With four or five open positions, the math gets a bit hairy when you're
trying to do it in your head on the fly, but it's good mental gymnastics.
-
What your broker's "floating equity" figure on your trading platform can
never tell you is the aggregate worth of your currently safe, "free ride",
trades, and this is where you need to pull in some nifty arithmetic to get
the most out of your money management strategy. It can often make the
difference between placing, say, 3 lots instead of 2 on a good setup and
still staying within your MM discipline.
-
Just my 2¢ worth.

-
Chris
 
Or, avoid the hairy math. Figure your risk based on what percentage of your account will lose if the trade stops out. If you decide you can risk 2% per trade, then also decide the maximum percent of your account you will have at risk at any one time. If you were to select something like 10%, then you shouldn't have any real worries about leverage with most brokers.
 
One more thought

I totally agree with the 2 previous posters. Here's one more thing I did which I found helpful. If you have excel and know a little VBA it's not to hard to create a simulation using random numbers where you run an account over time with your risk parameters.
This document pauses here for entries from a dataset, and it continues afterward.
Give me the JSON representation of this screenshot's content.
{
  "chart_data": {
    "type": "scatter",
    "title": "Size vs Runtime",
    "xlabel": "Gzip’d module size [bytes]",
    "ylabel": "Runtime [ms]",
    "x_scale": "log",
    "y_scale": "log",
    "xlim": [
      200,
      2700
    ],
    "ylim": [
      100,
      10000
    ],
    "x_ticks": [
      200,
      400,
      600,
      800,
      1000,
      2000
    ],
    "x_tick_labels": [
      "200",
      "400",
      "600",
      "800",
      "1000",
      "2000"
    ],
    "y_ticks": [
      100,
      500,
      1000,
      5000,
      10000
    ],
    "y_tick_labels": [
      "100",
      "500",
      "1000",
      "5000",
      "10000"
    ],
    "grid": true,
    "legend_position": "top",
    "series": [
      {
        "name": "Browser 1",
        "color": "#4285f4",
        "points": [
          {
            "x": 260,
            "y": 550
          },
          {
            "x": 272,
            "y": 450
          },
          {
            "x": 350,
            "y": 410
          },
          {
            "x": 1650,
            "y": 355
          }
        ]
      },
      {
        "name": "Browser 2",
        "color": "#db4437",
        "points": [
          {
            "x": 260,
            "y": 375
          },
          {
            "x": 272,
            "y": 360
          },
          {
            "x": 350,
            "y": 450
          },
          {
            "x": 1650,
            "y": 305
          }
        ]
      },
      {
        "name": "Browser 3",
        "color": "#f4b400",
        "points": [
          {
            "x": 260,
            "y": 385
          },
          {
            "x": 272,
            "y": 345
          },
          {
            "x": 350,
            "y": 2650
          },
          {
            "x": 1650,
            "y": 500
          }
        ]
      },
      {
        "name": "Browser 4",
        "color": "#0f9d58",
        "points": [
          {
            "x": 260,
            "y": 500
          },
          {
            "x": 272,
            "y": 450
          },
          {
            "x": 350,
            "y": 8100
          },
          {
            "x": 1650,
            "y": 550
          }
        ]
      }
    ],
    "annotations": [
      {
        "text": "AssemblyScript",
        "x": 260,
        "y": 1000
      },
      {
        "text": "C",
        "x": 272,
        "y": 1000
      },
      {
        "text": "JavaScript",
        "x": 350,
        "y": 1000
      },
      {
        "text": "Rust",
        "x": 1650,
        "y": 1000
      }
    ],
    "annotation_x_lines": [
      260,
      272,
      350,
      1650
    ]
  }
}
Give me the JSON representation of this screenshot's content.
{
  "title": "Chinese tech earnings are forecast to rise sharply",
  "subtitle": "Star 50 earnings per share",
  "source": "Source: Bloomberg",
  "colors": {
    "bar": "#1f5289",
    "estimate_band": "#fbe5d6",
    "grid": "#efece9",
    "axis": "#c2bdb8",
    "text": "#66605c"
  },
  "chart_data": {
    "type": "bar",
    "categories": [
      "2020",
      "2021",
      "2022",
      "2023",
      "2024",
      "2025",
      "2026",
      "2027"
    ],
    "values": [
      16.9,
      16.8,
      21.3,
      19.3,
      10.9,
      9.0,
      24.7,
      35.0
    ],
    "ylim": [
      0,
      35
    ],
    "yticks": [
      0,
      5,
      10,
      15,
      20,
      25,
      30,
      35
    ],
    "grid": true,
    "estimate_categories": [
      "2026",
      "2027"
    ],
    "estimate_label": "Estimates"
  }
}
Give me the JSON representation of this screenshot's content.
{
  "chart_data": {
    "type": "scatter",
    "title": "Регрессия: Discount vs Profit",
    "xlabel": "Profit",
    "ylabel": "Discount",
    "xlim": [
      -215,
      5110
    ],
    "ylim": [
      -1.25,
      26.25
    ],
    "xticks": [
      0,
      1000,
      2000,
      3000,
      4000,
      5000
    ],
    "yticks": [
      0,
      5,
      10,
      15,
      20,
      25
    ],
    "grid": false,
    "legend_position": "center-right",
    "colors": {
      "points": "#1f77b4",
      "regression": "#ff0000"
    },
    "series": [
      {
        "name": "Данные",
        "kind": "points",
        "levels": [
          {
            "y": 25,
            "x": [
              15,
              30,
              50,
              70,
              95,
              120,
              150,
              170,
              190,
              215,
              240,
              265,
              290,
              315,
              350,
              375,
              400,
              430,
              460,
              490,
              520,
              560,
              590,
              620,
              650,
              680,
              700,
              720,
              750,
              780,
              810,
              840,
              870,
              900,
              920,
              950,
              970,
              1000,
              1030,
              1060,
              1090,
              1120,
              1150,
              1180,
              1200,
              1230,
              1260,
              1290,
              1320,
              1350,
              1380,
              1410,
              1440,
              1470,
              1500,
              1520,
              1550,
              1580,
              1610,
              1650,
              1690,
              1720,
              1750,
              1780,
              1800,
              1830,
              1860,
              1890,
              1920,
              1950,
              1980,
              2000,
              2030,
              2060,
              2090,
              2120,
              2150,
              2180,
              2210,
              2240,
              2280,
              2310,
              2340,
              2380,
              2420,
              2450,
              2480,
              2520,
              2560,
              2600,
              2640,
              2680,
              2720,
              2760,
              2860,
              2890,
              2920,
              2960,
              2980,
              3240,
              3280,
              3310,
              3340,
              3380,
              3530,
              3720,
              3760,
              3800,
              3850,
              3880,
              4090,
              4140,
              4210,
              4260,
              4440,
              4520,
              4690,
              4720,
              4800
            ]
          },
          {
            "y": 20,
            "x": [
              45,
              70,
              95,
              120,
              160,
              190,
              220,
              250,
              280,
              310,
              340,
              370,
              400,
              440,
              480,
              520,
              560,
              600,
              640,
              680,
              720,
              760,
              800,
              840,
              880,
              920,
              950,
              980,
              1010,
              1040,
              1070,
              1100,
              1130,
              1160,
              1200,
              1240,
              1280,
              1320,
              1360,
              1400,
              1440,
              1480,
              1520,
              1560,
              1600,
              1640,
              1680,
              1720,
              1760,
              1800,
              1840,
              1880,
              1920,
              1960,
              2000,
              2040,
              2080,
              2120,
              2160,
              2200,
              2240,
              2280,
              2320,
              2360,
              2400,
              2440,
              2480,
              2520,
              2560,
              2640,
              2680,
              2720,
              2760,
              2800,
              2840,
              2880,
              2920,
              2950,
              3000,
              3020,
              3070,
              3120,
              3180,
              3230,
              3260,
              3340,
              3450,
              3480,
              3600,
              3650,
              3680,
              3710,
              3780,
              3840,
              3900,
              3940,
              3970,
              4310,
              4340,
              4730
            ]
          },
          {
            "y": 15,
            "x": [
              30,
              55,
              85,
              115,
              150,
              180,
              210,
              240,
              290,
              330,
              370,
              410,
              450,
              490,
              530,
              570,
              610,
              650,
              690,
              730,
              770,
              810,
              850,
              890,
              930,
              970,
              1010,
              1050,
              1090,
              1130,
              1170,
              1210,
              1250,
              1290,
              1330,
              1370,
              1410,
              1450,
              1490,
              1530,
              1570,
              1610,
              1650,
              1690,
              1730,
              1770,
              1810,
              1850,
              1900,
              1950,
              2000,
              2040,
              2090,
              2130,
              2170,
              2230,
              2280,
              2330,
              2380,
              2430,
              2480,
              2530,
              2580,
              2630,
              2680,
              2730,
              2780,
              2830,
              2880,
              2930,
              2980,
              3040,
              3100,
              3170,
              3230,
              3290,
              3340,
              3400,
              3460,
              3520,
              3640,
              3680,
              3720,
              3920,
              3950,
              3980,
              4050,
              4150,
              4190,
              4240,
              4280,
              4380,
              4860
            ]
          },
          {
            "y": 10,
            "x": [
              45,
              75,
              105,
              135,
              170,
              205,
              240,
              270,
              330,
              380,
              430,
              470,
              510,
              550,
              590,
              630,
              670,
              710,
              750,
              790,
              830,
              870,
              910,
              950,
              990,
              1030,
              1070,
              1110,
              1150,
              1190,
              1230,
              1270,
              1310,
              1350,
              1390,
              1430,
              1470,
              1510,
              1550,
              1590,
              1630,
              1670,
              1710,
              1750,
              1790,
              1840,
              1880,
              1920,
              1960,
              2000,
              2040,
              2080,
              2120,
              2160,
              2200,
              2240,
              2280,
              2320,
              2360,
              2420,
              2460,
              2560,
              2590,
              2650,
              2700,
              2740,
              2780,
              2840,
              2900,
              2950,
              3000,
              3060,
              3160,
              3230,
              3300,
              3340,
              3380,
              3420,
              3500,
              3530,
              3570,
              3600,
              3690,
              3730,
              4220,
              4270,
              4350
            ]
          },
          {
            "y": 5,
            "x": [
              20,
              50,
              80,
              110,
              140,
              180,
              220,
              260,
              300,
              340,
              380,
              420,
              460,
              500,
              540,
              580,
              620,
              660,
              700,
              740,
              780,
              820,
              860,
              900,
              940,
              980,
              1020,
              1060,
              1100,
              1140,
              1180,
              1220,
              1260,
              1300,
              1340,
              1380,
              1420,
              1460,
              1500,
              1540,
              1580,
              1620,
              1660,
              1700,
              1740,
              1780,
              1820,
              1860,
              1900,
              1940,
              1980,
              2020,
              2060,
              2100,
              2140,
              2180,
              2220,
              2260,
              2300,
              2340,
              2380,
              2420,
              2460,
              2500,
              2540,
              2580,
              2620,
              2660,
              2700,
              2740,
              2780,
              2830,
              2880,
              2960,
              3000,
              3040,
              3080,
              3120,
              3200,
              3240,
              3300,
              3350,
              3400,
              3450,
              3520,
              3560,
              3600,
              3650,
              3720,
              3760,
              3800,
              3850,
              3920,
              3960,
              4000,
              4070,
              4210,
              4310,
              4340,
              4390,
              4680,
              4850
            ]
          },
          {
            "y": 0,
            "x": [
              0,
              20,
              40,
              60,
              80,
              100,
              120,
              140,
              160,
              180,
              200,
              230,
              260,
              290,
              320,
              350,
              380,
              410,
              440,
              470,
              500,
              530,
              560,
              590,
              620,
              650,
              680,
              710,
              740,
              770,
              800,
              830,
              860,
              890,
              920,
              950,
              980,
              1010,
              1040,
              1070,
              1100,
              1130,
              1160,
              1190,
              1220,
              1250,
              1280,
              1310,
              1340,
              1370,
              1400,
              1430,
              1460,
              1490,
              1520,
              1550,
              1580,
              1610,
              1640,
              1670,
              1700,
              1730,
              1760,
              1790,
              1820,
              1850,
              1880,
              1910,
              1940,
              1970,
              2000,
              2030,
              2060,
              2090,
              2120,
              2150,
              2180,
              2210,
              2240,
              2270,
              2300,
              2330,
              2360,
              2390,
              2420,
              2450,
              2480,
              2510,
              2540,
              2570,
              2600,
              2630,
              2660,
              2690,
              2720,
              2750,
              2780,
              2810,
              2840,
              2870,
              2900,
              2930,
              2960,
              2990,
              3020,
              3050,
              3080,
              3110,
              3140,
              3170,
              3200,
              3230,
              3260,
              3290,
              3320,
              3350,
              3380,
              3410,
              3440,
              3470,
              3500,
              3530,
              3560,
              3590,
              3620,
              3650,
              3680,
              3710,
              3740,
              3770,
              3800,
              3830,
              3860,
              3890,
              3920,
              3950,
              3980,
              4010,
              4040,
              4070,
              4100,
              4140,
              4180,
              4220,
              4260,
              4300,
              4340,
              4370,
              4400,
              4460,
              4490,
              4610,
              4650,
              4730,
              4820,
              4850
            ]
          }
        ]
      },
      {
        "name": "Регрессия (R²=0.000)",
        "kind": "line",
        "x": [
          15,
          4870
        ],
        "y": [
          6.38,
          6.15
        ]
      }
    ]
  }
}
To make it simple make an assumption about how often your are right, say 55% of the time, what your risk reward is, like winning 1.1 more times than you lose, and just do one trade a day over a series of years. Then vary the size of your risk as a percent of your account value, again making a simple assumption of doing one trade a day and being in or out at the end of the day. Do it over a long time. What I found is that leverage kills you if you risk too much, you are subject to losing streaks and if you use too much you'll be buried with too large a risk on your account. I got a graph like this
This is simply based on coin flips on excels (not very good) random number generator, it does not account for portfolio affects, and I'm sure is not the ultimate solution but it gives you a good idea of the casinos edge in this game. It's not the odds, it's that you are subject to bad luck magnified. So if you want to make a living have enough capital to start, spend it well, and if you do you're homework you'll beat the house.